Izuki memang hebat! Disituasi genting begini masih sempat-sempatnya membuat lelucon.
Dalam keremangan malam…
Bola bergulir…
Masuk ke lubang…
Izuki menuliskan haiku buatan sendiri tersebut diatas secarik kertas.
Kagami membuka mulutnya memberikan usulan yang lain. "Kalau begitu bilang saja sejujurnya, mempenetrasi lubang an-hek!"
Kata-katanya terhenti berkat sikutan Kuroko tepat ditulang rusuk.
"Tolong jangan lupa Kagami-kun, fic ini masih rating T, pembicaraan berbau seksual tidak tergolong didalamnya." Remaja berambut biru muda itu mengingatkan partnernya yang sudah terkapar dilantai sambil guling-guling mengaduh kesakitan.
"Oi! Serius sedikit dong! Pembicaraan ini makin melenceng dari topik utama! Bukan itu masalahnya kan?! Aku benar-benar dalam masalah serius nih!" Furihata berseru dengan frustasi, merasa telah meminta bantuan pada orang-orang yang salah.
"Ano…sebenarnya aku punya ide, tapi apa kau mau mendengarkan?" Mereka semua berbalik kearah Tsuchida yang memberi saran. Mereka menatapnya dengan pandangan datar selama beberapa detik sebelum memalingkan wajah mereka dan kembali berdiskusi.
"Tunggu! Kalian bahkan sama sekali tidak memberiku kesempatan untuk menjelaskan?! Oi! Yang benar saja! Teman-teman?" Seru Tsuchida terkejut dan kecewa di kacangin oleh yang lainnya.
"Ukh…" Pemuda bermata cipit itu menggertakan gigi dan tubuhnya gemetar menahan air mata.
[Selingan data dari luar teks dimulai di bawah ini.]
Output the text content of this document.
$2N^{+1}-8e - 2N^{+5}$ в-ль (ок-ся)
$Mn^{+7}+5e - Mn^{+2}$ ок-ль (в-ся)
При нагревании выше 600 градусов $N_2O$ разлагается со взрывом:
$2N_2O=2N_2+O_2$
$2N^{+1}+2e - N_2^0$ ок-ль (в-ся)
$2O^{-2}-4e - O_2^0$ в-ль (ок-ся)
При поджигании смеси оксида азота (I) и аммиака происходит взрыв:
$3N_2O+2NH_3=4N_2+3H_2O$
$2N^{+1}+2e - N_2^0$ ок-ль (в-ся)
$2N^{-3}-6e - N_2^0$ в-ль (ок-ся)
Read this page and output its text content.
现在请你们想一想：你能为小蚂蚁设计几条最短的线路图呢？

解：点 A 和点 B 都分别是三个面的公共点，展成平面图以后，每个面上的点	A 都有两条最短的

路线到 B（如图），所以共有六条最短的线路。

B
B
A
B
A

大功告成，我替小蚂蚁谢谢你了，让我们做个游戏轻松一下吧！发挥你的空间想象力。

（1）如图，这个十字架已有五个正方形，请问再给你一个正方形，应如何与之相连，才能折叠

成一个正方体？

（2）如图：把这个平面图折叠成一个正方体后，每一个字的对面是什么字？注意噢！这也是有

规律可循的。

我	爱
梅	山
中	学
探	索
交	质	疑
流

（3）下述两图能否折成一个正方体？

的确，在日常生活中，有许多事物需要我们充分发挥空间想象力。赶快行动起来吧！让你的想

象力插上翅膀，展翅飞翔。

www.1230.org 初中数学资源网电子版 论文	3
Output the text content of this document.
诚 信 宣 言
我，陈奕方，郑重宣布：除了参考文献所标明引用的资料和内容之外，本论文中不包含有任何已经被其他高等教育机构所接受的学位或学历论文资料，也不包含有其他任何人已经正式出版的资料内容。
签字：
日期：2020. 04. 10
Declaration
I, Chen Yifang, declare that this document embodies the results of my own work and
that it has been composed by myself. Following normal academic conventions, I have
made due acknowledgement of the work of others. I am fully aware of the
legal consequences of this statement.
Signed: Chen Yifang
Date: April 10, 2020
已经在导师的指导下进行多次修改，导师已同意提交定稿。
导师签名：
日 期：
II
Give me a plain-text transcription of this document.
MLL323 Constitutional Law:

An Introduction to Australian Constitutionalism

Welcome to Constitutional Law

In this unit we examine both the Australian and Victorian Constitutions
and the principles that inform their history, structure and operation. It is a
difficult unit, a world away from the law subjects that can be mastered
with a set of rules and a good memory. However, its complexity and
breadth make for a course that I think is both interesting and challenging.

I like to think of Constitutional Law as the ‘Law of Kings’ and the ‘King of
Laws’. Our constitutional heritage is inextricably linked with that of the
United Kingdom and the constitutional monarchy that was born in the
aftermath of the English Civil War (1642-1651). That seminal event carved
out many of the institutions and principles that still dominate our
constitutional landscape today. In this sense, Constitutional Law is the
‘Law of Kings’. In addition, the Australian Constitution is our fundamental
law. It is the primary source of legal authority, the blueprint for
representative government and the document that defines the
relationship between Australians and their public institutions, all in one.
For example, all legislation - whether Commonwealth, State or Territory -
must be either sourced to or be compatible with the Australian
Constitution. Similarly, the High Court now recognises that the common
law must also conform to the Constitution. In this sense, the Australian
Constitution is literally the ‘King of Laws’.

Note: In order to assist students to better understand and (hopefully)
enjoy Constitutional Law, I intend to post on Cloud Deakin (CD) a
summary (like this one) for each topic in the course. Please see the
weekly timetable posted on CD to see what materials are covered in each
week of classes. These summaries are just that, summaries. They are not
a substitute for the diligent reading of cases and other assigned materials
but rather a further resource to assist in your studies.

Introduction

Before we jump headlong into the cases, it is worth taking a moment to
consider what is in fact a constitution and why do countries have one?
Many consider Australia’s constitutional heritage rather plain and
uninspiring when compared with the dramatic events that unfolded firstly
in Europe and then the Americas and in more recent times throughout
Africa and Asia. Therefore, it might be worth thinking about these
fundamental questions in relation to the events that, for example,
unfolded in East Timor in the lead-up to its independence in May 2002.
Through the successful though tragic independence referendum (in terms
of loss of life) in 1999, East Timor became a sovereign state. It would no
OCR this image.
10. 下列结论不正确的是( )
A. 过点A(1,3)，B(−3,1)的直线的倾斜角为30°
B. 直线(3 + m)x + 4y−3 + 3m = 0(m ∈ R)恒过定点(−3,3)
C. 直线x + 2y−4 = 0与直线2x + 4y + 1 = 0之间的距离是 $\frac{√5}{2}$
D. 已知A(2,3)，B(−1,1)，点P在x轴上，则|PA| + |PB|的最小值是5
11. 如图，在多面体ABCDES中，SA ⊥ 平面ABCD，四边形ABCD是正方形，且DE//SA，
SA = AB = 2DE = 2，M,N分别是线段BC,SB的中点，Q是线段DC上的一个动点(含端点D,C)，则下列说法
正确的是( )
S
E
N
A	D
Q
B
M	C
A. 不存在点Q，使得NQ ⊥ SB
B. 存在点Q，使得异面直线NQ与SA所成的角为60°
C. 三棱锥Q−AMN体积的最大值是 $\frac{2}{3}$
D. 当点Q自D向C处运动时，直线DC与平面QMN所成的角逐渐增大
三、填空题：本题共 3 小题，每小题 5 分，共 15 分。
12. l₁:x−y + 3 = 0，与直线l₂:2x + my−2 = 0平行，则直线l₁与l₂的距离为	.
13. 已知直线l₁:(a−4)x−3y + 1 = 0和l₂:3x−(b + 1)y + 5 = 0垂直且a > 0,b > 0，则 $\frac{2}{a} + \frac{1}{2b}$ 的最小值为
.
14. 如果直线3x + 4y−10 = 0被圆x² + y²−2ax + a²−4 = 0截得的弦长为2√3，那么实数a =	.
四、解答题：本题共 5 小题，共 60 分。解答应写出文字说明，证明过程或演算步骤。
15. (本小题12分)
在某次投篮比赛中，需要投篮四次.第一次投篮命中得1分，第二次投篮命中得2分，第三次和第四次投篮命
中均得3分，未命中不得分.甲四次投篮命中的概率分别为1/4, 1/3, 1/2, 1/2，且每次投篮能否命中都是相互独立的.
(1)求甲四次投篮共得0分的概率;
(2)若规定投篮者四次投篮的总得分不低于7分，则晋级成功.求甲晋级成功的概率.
"Aku tahu keberadaanku memang tipis sebagai karakter! Tapi ini terlalu kejam!" Tangisan Tsuchida pun pecah dan dia berseru sambil berlari menyongsong matahari terbenam.
"Naa…Kuroko." Ujar Furihata membuat perhatian remaja laki-laki yang paling pendek disitu menoleh kearahnya."Kau yang paling lama mengenalnya, apa kau bisa memberitahu padaku ayah Seijūrō-san itu orang yang seperti apa?" Kuroko adalah satu-satunya orang yang bisa diandalkan saat ini.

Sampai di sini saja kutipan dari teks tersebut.